Do you consider someones relationship with their familly when determining their potential as a mate?

Would you consider it a red flag if a person you were interested in told you that they are estranged from a parent? Dosen't that mean they will have difficulty in other intimate relationships?

I am not talking in cases where there was emotional or physical abuse.

Just curious. Thanks.
My personal experience with this tells me that a lot depends upon individual circumstance. There may well be excellent reasons for estrangement, and there are cases where the family member's active presence in the person's life could cause far more problems than an estrangement.

But difficult relationships have fallout...estrangement or no estrangement. Difficulty in other relationships is not an insignificant concern to have if there is evidence of dysfunctional relationships. However, I would argue that everyone has dysfunctional relationships in their lives, or in their past. How they interact despite this is the real key.

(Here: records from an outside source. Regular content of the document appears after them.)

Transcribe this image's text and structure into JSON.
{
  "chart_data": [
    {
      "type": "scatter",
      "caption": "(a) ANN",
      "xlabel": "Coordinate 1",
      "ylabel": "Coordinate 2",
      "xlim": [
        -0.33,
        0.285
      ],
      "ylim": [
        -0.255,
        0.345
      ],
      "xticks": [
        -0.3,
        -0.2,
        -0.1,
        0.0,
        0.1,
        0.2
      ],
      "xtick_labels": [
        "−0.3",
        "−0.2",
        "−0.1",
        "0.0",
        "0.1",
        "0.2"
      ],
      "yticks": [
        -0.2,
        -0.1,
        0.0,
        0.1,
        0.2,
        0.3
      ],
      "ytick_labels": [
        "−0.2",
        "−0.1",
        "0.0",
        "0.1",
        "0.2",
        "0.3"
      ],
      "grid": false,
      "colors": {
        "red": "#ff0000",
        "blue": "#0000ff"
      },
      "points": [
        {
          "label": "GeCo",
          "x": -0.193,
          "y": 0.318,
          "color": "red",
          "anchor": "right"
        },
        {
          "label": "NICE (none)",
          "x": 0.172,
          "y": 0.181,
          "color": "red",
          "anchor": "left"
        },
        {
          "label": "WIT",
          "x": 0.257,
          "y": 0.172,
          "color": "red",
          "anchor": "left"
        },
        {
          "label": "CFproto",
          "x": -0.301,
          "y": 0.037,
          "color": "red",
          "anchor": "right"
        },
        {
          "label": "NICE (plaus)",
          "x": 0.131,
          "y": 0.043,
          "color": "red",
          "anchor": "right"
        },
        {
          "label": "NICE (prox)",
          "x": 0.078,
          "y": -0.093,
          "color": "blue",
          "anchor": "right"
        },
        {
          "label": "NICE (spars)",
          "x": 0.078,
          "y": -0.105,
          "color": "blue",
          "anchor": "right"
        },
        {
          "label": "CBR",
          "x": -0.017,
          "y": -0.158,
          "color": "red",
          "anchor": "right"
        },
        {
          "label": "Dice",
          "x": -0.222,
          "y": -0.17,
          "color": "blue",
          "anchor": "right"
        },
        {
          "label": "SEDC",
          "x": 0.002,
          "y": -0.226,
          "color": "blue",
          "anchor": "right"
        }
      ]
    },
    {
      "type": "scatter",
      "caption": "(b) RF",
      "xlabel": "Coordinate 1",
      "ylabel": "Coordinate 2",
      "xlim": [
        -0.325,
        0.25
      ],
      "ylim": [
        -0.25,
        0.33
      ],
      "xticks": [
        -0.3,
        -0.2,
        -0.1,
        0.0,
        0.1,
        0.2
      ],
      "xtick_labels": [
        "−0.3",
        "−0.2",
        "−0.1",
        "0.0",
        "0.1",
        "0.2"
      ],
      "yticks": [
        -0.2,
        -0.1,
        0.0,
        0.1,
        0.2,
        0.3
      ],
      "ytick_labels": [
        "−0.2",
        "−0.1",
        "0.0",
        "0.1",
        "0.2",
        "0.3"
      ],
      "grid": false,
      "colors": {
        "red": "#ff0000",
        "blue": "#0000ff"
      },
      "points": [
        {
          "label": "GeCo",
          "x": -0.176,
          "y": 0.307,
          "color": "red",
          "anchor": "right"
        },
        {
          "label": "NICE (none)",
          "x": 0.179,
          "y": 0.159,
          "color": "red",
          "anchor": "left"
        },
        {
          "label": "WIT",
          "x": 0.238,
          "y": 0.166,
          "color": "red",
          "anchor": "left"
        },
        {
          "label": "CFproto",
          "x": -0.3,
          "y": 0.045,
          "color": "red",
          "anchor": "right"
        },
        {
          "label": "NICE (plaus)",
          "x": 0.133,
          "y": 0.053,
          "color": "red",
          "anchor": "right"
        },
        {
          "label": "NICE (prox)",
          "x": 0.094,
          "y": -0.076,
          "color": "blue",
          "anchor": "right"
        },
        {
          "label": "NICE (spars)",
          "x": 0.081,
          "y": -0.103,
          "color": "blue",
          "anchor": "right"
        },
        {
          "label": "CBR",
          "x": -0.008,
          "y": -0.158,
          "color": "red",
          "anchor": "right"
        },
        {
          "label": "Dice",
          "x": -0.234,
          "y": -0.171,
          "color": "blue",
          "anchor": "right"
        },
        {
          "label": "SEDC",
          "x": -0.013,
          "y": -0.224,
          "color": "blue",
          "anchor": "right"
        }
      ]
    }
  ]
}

My boyfriend was estranged from his father when I met him, and had been for some time. In our years together, I've seen him work on issues relating to this, which has included therapy (not at my suggestion, he came to it on his own), and has included confronting some issues head on with his father. I have seen him choose to address some issues and do some rebuilding, and I have seen him make all kinds of choices about boundary-setting and creating a more functional relationship with his dad that's healthier for all parties involved. Not always smooth sailing, but it speaks volumes to me about his emotional health.

Are there difficulties in our relationship that stem from difficulties that he's had with his dad? Of course. Are they insurmountable? Nope, not in our case.

Ultimately, everyone has things that can stand in the way of forming new relationships. Everyone has baggage. But not everyone carries it poorly.